The US government has narrowly avoided a shutdown after President Joe Biden signed a stopgap funding bill on Saturday. The bill suspended the US debt limit for two years, following harsh criticism from President-elect Donald Trump and Elon Musk.
In economic news, headline inflation in November rose 0.1% from October, with prices increasing 2.4% annually. However, core inflation came in lower than forecast, at 10 basis points below expectations.
Markets responded positively on Friday, with the S&P 500 rising 1.09%, followed by a decline over the week. The Asia-Pacific region saw gains, particularly Japan’s Nikkei 225, which advanced around 1.2% due to merger talks between Honda, Nissan, and Mitsubishi.
Several blue-chip companies announced CEO changes this year, with 327 departures in US public companies through November. Portfolio managers are taking notice of Broadcom as a potential outperformer, following Nvidia’s dominance in the artificial intelligence chip space.
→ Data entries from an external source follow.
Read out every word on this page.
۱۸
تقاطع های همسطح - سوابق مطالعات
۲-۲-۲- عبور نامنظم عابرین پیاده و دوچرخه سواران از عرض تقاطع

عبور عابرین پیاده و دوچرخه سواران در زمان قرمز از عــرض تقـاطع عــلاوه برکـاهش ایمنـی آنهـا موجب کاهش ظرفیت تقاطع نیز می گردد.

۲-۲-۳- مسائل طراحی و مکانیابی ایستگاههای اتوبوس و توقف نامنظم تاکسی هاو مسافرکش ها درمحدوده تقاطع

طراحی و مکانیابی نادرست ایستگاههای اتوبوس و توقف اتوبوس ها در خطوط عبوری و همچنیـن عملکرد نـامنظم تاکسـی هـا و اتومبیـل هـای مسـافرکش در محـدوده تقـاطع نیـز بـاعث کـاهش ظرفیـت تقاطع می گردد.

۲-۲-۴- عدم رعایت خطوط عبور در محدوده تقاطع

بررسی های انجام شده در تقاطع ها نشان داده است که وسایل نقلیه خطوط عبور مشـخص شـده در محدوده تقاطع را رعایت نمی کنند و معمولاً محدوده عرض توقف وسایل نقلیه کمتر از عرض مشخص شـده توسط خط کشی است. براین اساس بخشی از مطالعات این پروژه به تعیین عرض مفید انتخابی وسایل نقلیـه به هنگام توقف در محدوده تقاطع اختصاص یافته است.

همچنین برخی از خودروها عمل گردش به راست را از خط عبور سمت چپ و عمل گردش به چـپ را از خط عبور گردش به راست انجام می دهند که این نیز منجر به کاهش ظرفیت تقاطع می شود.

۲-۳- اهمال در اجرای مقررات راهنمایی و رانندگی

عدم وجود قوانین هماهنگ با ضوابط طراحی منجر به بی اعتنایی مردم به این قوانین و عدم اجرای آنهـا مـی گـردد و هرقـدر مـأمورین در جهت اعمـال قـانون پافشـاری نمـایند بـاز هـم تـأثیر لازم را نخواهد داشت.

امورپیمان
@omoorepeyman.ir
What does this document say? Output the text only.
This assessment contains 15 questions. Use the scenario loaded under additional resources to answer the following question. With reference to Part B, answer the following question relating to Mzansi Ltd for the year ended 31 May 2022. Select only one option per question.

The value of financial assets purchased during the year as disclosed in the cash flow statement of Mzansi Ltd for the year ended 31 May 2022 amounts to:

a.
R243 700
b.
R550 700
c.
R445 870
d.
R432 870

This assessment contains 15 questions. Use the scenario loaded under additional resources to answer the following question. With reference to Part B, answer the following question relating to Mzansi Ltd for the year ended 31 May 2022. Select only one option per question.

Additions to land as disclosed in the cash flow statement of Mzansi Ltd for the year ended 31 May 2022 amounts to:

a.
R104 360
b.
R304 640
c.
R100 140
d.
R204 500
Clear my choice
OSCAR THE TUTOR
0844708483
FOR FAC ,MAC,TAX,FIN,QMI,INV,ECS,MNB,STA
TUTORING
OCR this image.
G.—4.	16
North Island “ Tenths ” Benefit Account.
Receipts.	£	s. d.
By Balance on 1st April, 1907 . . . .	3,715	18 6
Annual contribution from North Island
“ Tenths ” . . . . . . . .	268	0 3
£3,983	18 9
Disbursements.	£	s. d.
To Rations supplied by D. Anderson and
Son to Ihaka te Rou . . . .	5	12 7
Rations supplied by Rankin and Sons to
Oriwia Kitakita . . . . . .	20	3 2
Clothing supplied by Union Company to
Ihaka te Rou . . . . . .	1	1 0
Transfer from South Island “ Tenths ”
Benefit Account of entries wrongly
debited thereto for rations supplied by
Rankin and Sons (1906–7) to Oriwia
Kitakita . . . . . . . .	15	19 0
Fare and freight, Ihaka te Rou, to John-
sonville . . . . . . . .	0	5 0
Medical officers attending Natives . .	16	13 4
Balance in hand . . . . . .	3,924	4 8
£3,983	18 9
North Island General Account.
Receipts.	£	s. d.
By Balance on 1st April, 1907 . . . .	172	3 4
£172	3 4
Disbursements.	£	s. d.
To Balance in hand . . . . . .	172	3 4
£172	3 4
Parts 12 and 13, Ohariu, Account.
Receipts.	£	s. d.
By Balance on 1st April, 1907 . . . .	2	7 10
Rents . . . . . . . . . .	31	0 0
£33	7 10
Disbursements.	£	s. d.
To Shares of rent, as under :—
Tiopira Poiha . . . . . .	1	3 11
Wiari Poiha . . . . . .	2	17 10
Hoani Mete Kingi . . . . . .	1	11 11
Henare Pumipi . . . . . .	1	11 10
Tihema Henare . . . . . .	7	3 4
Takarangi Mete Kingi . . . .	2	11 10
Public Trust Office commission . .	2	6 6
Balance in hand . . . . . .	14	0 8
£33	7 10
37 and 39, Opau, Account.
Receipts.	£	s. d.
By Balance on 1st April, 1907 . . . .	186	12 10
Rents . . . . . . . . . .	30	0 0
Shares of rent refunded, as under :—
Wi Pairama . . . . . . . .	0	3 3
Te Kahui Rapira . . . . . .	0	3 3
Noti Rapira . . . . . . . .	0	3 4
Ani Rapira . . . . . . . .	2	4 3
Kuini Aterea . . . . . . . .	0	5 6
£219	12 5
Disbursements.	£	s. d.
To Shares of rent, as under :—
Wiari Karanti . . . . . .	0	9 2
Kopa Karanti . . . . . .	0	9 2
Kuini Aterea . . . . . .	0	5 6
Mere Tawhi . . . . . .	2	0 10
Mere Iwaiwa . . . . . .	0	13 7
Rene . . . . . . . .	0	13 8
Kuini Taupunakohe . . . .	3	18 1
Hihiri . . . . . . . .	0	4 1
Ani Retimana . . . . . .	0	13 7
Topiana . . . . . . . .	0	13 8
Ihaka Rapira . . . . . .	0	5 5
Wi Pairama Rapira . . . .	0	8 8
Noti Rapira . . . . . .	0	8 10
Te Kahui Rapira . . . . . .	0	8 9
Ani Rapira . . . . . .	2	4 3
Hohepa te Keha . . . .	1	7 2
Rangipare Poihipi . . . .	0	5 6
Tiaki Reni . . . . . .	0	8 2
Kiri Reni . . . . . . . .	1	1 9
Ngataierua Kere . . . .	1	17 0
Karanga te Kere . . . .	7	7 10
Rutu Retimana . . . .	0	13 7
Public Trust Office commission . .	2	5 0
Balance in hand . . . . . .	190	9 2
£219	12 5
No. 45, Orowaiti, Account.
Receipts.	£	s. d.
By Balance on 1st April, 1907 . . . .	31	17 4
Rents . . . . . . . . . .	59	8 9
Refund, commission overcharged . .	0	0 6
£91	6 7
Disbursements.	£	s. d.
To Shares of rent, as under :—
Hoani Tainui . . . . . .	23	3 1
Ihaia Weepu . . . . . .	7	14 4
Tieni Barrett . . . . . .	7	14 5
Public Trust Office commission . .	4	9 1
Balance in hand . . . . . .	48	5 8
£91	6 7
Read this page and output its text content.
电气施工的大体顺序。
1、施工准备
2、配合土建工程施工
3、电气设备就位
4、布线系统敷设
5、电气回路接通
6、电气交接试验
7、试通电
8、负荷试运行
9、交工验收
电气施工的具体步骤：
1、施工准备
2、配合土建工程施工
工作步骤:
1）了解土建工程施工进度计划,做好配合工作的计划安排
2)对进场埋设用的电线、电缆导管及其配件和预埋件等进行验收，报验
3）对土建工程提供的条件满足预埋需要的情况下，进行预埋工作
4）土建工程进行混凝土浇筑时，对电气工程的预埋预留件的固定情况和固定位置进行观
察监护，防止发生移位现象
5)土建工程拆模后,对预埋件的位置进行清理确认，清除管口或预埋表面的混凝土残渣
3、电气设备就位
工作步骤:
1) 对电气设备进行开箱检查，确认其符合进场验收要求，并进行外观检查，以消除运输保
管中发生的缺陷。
The Federal Reserve indicated two quarter-point rate cuts in the year ahead, fewer than previously projected. However, recent data suggests that inflation may be cooling down, with the personal consumption expenditures price index coming in lower than expected. Fed Chair Jerome Powell emphasized the importance of “data-dependent” decisions.
Chicago Fed President Austan Goolsbee expressed hope that November’s inflation reading indicates a return to its downward trajectory. However, Powell noted that one month’s data would not have shifted the dots around, suggesting that trying to time or game the market might not be the best idea.
Instead, investors should focus on fundamentals such as earnings, cash flow, and future income, which drive stock prices even in volatile times.